What with one thing and another (I think we all know what I mean), I've not had the chance to see much live theatre this year. So most of my top theatre of the year was seen in the first three months of 2020. And it was in Canberra/ Queanbeyan because we can't travel. I'm not including the National Theatre Live films of productions in this list, although some of those were excellent and certainly helped to get me through a period when I couldn't go to the theatre.
5 Best Theatre Production I Saw in 2020 (in alphabetical order):
- American Song - Red Stitch Actors' Theatre and Critical Stages Touring, Queanbeyan Performing Arts Centre: One man theatre performed by Joe Petruzzi, directed by Tom Healey, and written by Joanna Murray-Smith is a heart-felt and sensitive account of how to cope with unfathomable loss due to gun violence. It's not as preachy as it could easily be, and the dry-stone wall metaphor may be a little stretched, but it is so well-meant that I'll let it stand.
- Brighton Beach Memoirs - Canberra Repertory Society, Theatre 3: If I'm honest I'm a bit bored with stories about men being men or becoming men. I know this is not the fault of the writer (write what you know. right?) but rather the publishing houses and production companies who choose these stories over anything else. But the second rule of reviewing is 'review what is there; not what you want to be there' (the first is 'don't give away the plot'), and in that vein, this is a pretty fine production. Director Karen Vickery has obviously worked on diction and projection - despite the assumed American accents, I can still understand 90% of what the cast are saying - and has also imported a realism of action that works well with the home-spun tale of how a kid became a writer. The semi-autobiographical character of Eugene Jerome is played with plenty of energy and promise by Jamie Boyd, who looks to have a bright future if theatre survives in this town, and, as his mother, Victoria Dixon is dignified and powerful with an exceptional touch of insecurity. The family dynamics with their alliances, splits, and hierarchical divisions (three adults, three children and one teenager are crammed into a Brooklyn apartment) are highlighted brilliantly by Chris Baldock's set, which paints its own claustrophobic pictures.
- Family Values - Griffin Theatre Company, The Playhouse: Full of meaty goodness - political satire in its natural habitat with plenty of energy and dysfunctional dynamics. As he prepares for his 70th birthday, retired judge, Roger (Andrew McFarlane) holds forth smugly on a number of issues, including refugees, detention centres and boat people, in such a way that will obviously be challenged when his family arrive and question all of his assumptions. Great work by creative cast and crew brings this aphoristic text (David Williamson) to life.

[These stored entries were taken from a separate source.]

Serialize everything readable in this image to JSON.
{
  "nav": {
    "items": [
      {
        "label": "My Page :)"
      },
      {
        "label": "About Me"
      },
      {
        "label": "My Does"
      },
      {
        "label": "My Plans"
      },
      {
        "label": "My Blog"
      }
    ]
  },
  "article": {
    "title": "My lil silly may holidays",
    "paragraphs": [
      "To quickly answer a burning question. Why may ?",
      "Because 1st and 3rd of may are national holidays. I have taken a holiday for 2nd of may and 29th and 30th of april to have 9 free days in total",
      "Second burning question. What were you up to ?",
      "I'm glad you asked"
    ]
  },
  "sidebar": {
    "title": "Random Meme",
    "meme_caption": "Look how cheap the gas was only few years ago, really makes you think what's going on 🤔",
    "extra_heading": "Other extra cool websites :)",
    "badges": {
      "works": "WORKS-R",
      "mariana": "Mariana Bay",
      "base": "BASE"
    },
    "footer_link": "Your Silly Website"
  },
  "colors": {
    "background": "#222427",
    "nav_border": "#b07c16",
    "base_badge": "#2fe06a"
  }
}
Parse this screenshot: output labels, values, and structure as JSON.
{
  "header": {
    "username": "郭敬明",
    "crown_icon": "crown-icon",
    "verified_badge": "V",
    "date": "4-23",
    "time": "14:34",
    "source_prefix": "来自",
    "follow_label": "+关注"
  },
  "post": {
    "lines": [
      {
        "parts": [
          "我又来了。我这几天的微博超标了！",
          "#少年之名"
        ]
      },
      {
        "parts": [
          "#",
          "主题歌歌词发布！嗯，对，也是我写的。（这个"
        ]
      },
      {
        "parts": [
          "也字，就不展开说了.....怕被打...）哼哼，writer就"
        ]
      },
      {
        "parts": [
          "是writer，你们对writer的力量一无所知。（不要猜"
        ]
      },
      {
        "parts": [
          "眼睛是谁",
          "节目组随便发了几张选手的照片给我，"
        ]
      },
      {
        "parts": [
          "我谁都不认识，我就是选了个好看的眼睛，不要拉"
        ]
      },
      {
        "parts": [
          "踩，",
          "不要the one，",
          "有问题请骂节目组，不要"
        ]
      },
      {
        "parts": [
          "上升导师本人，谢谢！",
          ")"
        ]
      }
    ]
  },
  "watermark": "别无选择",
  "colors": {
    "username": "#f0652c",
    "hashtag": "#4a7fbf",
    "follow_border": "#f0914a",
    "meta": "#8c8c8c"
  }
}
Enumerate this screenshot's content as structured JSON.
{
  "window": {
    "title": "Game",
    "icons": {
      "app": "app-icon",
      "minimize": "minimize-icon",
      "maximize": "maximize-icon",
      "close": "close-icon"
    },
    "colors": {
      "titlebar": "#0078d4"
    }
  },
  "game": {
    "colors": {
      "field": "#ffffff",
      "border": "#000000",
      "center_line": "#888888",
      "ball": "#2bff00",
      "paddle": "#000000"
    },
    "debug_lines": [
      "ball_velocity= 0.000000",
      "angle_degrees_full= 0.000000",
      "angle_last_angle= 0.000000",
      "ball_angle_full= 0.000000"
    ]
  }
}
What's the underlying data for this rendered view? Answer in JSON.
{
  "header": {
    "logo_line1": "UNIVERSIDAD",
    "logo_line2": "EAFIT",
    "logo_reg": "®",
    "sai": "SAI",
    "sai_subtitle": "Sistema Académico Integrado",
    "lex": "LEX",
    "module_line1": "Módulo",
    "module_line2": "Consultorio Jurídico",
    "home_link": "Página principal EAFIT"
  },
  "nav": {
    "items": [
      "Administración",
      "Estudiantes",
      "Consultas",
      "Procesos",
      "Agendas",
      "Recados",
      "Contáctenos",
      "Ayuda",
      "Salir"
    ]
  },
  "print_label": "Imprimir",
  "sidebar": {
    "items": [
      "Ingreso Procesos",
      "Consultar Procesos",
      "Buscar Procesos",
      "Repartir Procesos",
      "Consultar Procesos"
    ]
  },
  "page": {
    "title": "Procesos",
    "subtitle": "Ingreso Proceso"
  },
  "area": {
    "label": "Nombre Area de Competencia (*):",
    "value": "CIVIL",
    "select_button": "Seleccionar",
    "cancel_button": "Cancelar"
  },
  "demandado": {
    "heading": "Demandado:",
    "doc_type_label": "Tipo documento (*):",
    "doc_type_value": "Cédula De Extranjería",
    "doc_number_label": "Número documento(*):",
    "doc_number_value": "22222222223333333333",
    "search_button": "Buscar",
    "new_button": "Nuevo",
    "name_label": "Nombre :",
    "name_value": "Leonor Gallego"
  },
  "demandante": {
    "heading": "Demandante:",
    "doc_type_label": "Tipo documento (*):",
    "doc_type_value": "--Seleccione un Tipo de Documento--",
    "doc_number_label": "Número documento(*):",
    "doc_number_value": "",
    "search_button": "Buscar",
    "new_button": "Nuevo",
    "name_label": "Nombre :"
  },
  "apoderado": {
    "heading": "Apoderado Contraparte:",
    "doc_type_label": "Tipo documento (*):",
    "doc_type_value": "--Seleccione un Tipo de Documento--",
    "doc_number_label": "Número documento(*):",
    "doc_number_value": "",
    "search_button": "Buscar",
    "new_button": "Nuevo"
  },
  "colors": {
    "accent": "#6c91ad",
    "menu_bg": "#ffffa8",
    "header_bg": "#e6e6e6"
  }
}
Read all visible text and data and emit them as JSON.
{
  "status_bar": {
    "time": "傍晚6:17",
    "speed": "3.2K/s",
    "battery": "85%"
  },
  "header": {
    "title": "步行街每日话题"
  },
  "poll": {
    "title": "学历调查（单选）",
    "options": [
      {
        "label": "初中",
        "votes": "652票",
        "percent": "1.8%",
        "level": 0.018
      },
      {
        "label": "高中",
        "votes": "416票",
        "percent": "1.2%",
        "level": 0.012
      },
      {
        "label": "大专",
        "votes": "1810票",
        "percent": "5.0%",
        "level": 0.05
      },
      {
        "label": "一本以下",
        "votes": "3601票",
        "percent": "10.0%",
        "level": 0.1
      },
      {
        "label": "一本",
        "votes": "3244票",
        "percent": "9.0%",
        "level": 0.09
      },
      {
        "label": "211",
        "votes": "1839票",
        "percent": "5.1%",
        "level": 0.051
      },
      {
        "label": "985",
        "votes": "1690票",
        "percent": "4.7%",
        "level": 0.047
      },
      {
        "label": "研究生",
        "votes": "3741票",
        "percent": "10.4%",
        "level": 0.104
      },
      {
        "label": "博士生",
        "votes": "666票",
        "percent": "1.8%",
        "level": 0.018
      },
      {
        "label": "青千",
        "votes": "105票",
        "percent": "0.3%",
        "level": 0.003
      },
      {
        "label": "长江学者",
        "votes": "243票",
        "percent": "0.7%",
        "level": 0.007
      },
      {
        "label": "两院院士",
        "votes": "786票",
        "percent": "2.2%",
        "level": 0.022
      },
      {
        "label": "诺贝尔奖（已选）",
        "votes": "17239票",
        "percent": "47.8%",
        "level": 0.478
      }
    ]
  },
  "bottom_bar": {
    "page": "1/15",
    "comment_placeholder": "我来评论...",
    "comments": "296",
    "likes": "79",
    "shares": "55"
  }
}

- Hell Ship - Chester Creative, Queanbeyan Performing Arts Centre: Another one-man show (more likely due to financial considerations rather than viral ones) as Michael Veitch interprets a personal story about the doctor on board the 'fever ship', Ticonderoga, which arrived in Melbourne in 1852, and on which 170 of the 800 passengers (mainly Scottish families who had embarked seeking a new life) died from typhus. The doctor, James William Henry Veitch was Veitch's great-great grandfather, and he portrays his initial warmth, humour and subsequent survivor's guilt with the help of a sheet and some creative lighting.
- HMS Pinafore - Hayes Theatre Co, Queanbeyan Performing Arts Centre: This show is amazing! Kate Gaul has directed a masterpiece with respect and irreverence in equal measure. I suspected I would like it, but I was not expecting to love this as much as I do: I simply can't stop smiling. The star-crossed lovers; the mismatched marriages; the mistaken identities; the entirely relevant gender-reversals; the songs I didn't even know I knew; the hyper-realism of set and costume... Oh joy, oh rapture unforeseen; it is absolutely beautiful and an utter delight. In case you can't tell, I f*•^ing loved it.
I would also like to give a special mention to a couple of venues who have done everything they can to support live performance (theatre; music; comedy), namely The Basement in Belconnen, Smiths Alternative, and Canberra Repertory Society in the CBD. They have kept going as best they can providing entertainment to live audiences and encouraging the arts in the most fundamental and necessary manner. People want to perform and people want to see them do so - let's keep this alive.